Parlare in europeo

La “questione della lingua” in Europa non è mai stata affrontata in maniera seria, anzi, per principio è stata considerata inesistente persino quando la Brexit l’ha riproposta come realtà di fatto. A tal proposito, lo studioso americano Michael E. Jones durante un’intervista ha riportato un sapido aneddoto:

I had this discussion in Germany with friends, there were six of us, the only language we had in common was German. We had to talk German because that was the only language we had in common, and the lady who was the hostess said “Ich bin kein Deutscher, Ich bin Europäer”, I’m not a German I’m a European. And I said to her: ‘Well then tell me how you say ‘Where is the train station in European’. Well, she doesn’t know what to say at that point. You can’t be a European unless you’re a German”.

«Ho avuto una discussione in Germania con degli amici, eravamo in sei, l’unica lingua che avevamo in comune era il tedesco. Dovevamo parlare tedesco perché quella era l’unica lingua che avevamo in comune, e la signora che era anche la padrona di casa mi diceva “Ich bin kein Deutscher, Ich bin Europäer”, non sono tedesca, sono europea. E io le ribattuto: “Allora dimmi come si chiede dov’è la stazione in europeo”. Beh, non sapeva che dire a quel punto. Non puoi essere europeo se non sei un tedesco».

Sarebbe bello fare questo esempio nostro, magari condendolo con le caratteristiche della improrogabilità («Come si chiede “Dove sta il cesso” in europeo?»).
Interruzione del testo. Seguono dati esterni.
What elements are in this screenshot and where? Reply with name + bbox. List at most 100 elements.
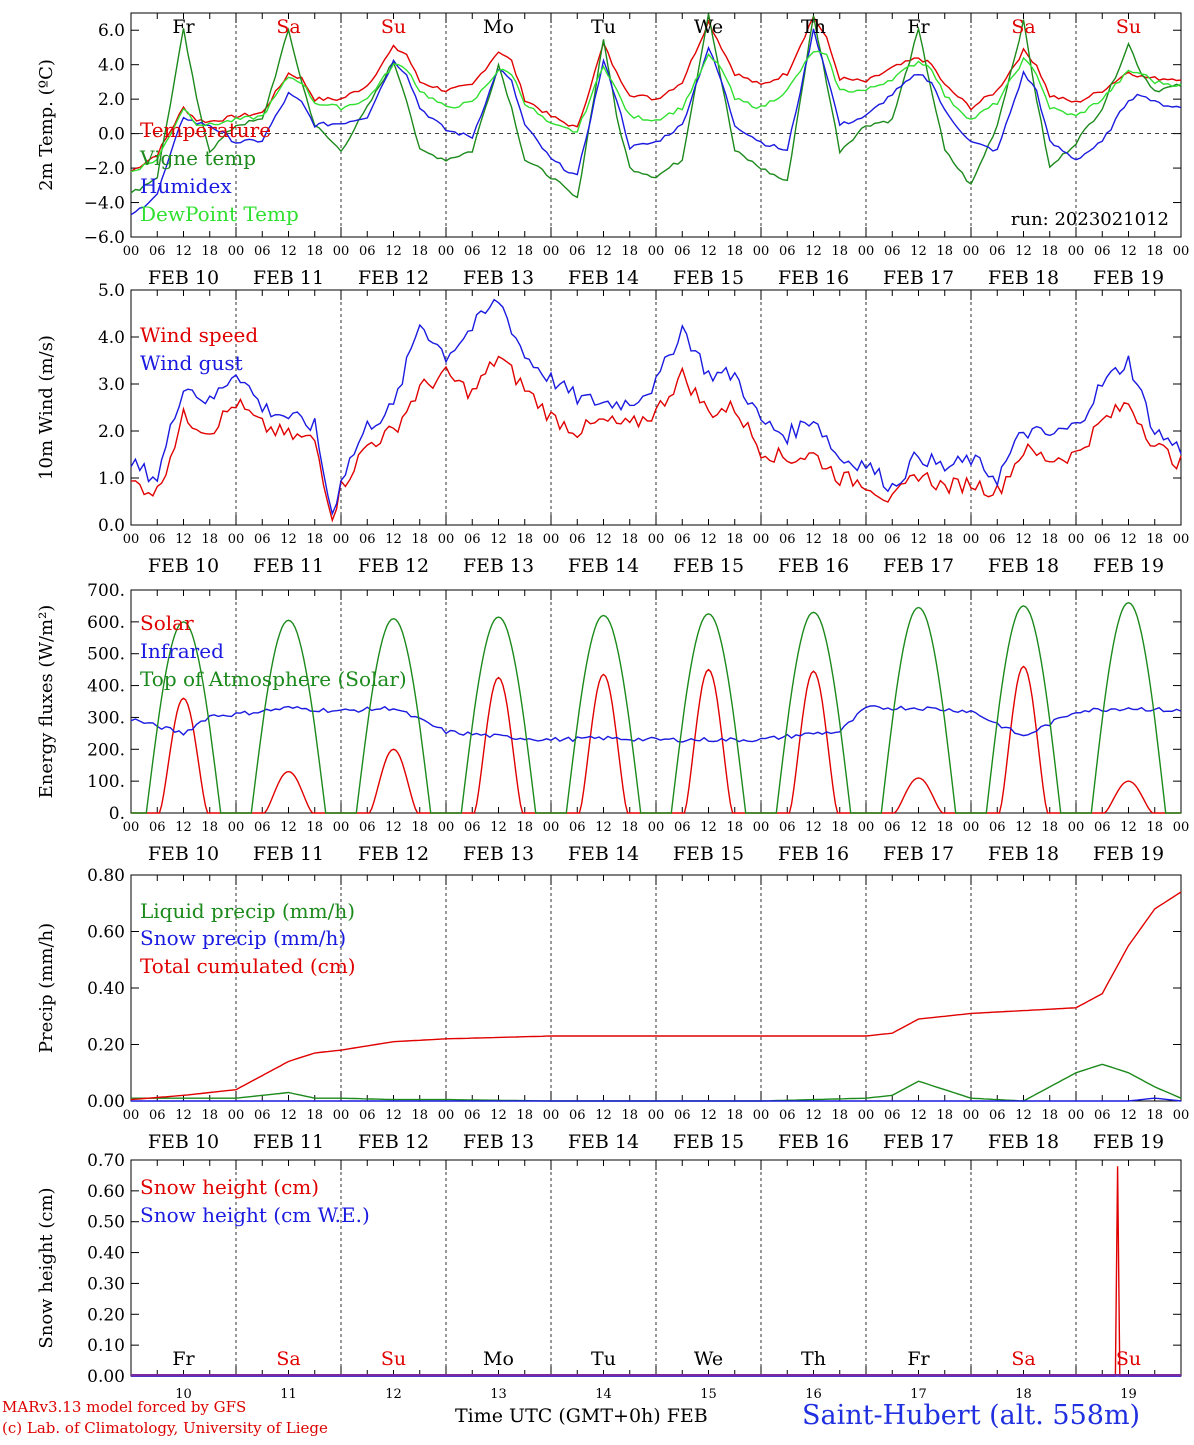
day-of-week-label: Fr [172, 16, 195, 38]
x-hour-label: 06 [884, 1108, 901, 1123]
station-name: Saint-Hubert (alt. 558m) [802, 1400, 1141, 1431]
x-hour-label: 06 [254, 1108, 271, 1123]
day-number-label: 17 [910, 1387, 927, 1402]
x-hour-label: 06 [569, 532, 586, 547]
y-tick-label: 5.0 [98, 281, 125, 301]
x-hour-label: 18 [1146, 244, 1163, 259]
day-number-label: 15 [700, 1387, 717, 1402]
x-hour-label: 00 [543, 1108, 560, 1123]
x-hour-label: 06 [989, 1108, 1006, 1123]
y-tick-label: 0.70 [87, 1151, 125, 1171]
x-hour-label: 12 [700, 532, 717, 547]
x-hour-label: 00 [1173, 1108, 1190, 1123]
x-hour-label: 18 [936, 244, 953, 259]
x-hour-label: 12 [175, 532, 192, 547]
y-axis-label: 2m Temp. (ºC) [36, 59, 57, 191]
x-hour-label: 06 [569, 244, 586, 259]
day-number-label: 19 [1120, 1387, 1137, 1402]
x-hour-label: 06 [989, 532, 1006, 547]
y-tick-label: 0. [109, 804, 125, 824]
day-of-week-label: Mo [483, 16, 514, 38]
y-tick-label: 0.00 [87, 1092, 125, 1112]
x-hour-label: 18 [306, 1108, 323, 1123]
x-hour-label: 12 [1120, 532, 1137, 547]
x-date-label: FEB 13 [463, 1131, 534, 1153]
x-hour-label: 12 [1015, 1108, 1032, 1123]
x-date-label: FEB 13 [463, 843, 534, 865]
x-hour-label: 00 [1173, 244, 1190, 259]
y-tick-label: 200. [87, 740, 125, 760]
x-hour-label: 00 [333, 244, 350, 259]
x-hour-label: 00 [648, 532, 665, 547]
x-hour-label: 12 [490, 1108, 507, 1123]
y-tick-label: 0.10 [87, 1336, 125, 1356]
x-hour-label: 06 [149, 244, 166, 259]
y-tick-label: 600. [87, 613, 125, 633]
x-hour-label: 06 [254, 244, 271, 259]
x-hour-label: 12 [1120, 1108, 1137, 1123]
y-tick-label: 0.00 [87, 1367, 125, 1387]
x-hour-label: 06 [989, 244, 1006, 259]
y-axis-label: Precip (mm/h) [36, 923, 57, 1053]
x-hour-label: 18 [621, 1108, 638, 1123]
day-of-week-label: Su [381, 16, 406, 38]
day-of-week-label: Fr [172, 1348, 195, 1370]
x-date-label: FEB 10 [148, 267, 219, 289]
x-hour-label: 18 [726, 820, 743, 835]
y-tick-label: 100. [87, 772, 125, 792]
x-date-label: FEB 17 [883, 843, 954, 865]
day-number-label: 14 [595, 1387, 612, 1402]
x-date-label: FEB 10 [148, 555, 219, 577]
legend-label: Temperature [140, 118, 271, 142]
x-date-label: FEB 17 [883, 555, 954, 577]
day-of-week-label: Su [1116, 16, 1141, 38]
x-hour-label: 18 [516, 244, 533, 259]
x-hour-label: 00 [1068, 820, 1085, 835]
y-tick-label: 6.0 [98, 21, 125, 41]
x-date-label: FEB 11 [253, 267, 324, 289]
x-date-label: FEB 11 [253, 843, 324, 865]
x-hour-label: 00 [753, 532, 770, 547]
x-date-label: FEB 18 [988, 1131, 1059, 1153]
x-date-label: FEB 16 [778, 1131, 849, 1153]
x-date-label: FEB 13 [463, 267, 534, 289]
x-hour-label: 00 [543, 820, 560, 835]
series-line-wind-gust [130, 298, 1182, 516]
x-date-label: FEB 15 [673, 267, 744, 289]
x-hour-label: 00 [963, 532, 980, 547]
x-hour-label: 06 [569, 1108, 586, 1123]
day-of-week-label: Sa [276, 16, 300, 38]
x-date-label: FEB 12 [358, 555, 429, 577]
x-hour-label: 00 [753, 1108, 770, 1123]
x-hour-label: 12 [1015, 532, 1032, 547]
x-date-label: FEB 18 [988, 843, 1059, 865]
day-number-label: 12 [385, 1387, 402, 1402]
day-of-week-label: We [694, 16, 723, 38]
day-of-week-label: Su [1116, 1348, 1141, 1370]
day-number-label: 13 [490, 1387, 507, 1402]
x-hour-label: 12 [1015, 244, 1032, 259]
day-of-week-label: Mo [483, 1348, 514, 1370]
legend-label: Wind gust [140, 351, 243, 375]
x-hour-label: 18 [1041, 244, 1058, 259]
x-hour-label: 00 [648, 244, 665, 259]
day-number-label: 18 [1015, 1387, 1032, 1402]
x-hour-label: 18 [726, 532, 743, 547]
x-hour-label: 12 [280, 820, 297, 835]
y-tick-label: 0.40 [87, 979, 125, 999]
x-hour-label: 00 [1068, 244, 1085, 259]
run-label: run: 2023021012 [1011, 209, 1169, 230]
y-tick-label: 0.60 [87, 1182, 125, 1202]
x-date-label: FEB 15 [673, 555, 744, 577]
x-hour-label: 12 [700, 1108, 717, 1123]
y-tick-label: −4.0 [84, 194, 125, 214]
y-tick-label: 0.20 [87, 1036, 125, 1056]
series-line-top-of-atmosphere-solar- [131, 601, 1181, 814]
x-date-label: FEB 12 [358, 1131, 429, 1153]
x-hour-label: 00 [123, 532, 140, 547]
legend-label: Total cumulated (cm) [140, 954, 356, 978]
x-hour-label: 12 [700, 820, 717, 835]
x-hour-label: 00 [228, 1108, 245, 1123]
x-hour-label: 00 [123, 820, 140, 835]
x-hour-label: 18 [1146, 820, 1163, 835]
D’altro canto nemmeno il più sputtanato degli intellettuali “europeisti” si è mai sbilanciato a proporre una qualche soluzione all’assenza di una lingua comune: tutti troppo impegnati a difendere la libera circolazione di merci e persone (= macchine tedesche e ventenni africani), nonché la libera delocalizzazione e compressione dei salari, hanno trasformato in eresia qualsiasi proposta di unificazione che andasse al di là della moneta comune e del libero mercato.

Quando però ci stavamo rassegnando all’idea che un ungherese e un danese avrebbero comunicato per sempre in broken English (col premio di consolazione dell’assenza di orecchie anglofone nel Parlamento Europeo), ecco baluginare un destino ancora peggiore, nella recente campagna pro-europeista “partita dal basso” (cioè pompata a bestia dalla grande stampa) su Twitter.

Alcuni portaborse wannabe hanno infatti lanciato l’hashtag #FBPE come acronimo di #FollowBackProEU, senza neppure controllare che la sigla non fosse già stata adottata da qualcun altro (come la Fédération Belge Entrepreneurs Paysagistes o il Florida Board of Professional Engineers):

Questa iniziativa dimostra come gli europeisti abbiano interiorizzato il griugiume delle istituzioni che adorano, certificando quindi l’esistenza di una sola ed unica lingua possibile per l’Unione: il burocratese.

Il punto viene indirettamente evidenziato anche da Robert Menasse nel suo ultimo romanzo La capitale, quando mette in scena la faida tra il Partito Popolare Europeo (European People’s Party nella denominazione “ufficiale”) e la European Pig Producers, proprio in nome dell’acronimo EPP (perché “non è possibile che ogni volta che si cerchi i Popolari europei su Google compaiano dei maiali”): la discussione ha anche uno strascico in sede ufficiale, con gli europarlamentari che propongono TEPP (con l’aggiunta del “The”) ignorando che in tedesco significhi “stupido”, “sempliciotto”.

A dimostrazione che nemmeno un’interazione fatta solo di UE, EC, PPE, PSE, UEM, ECOFIN, OCSE, OSCE, potrà garantire la “pace eterna”.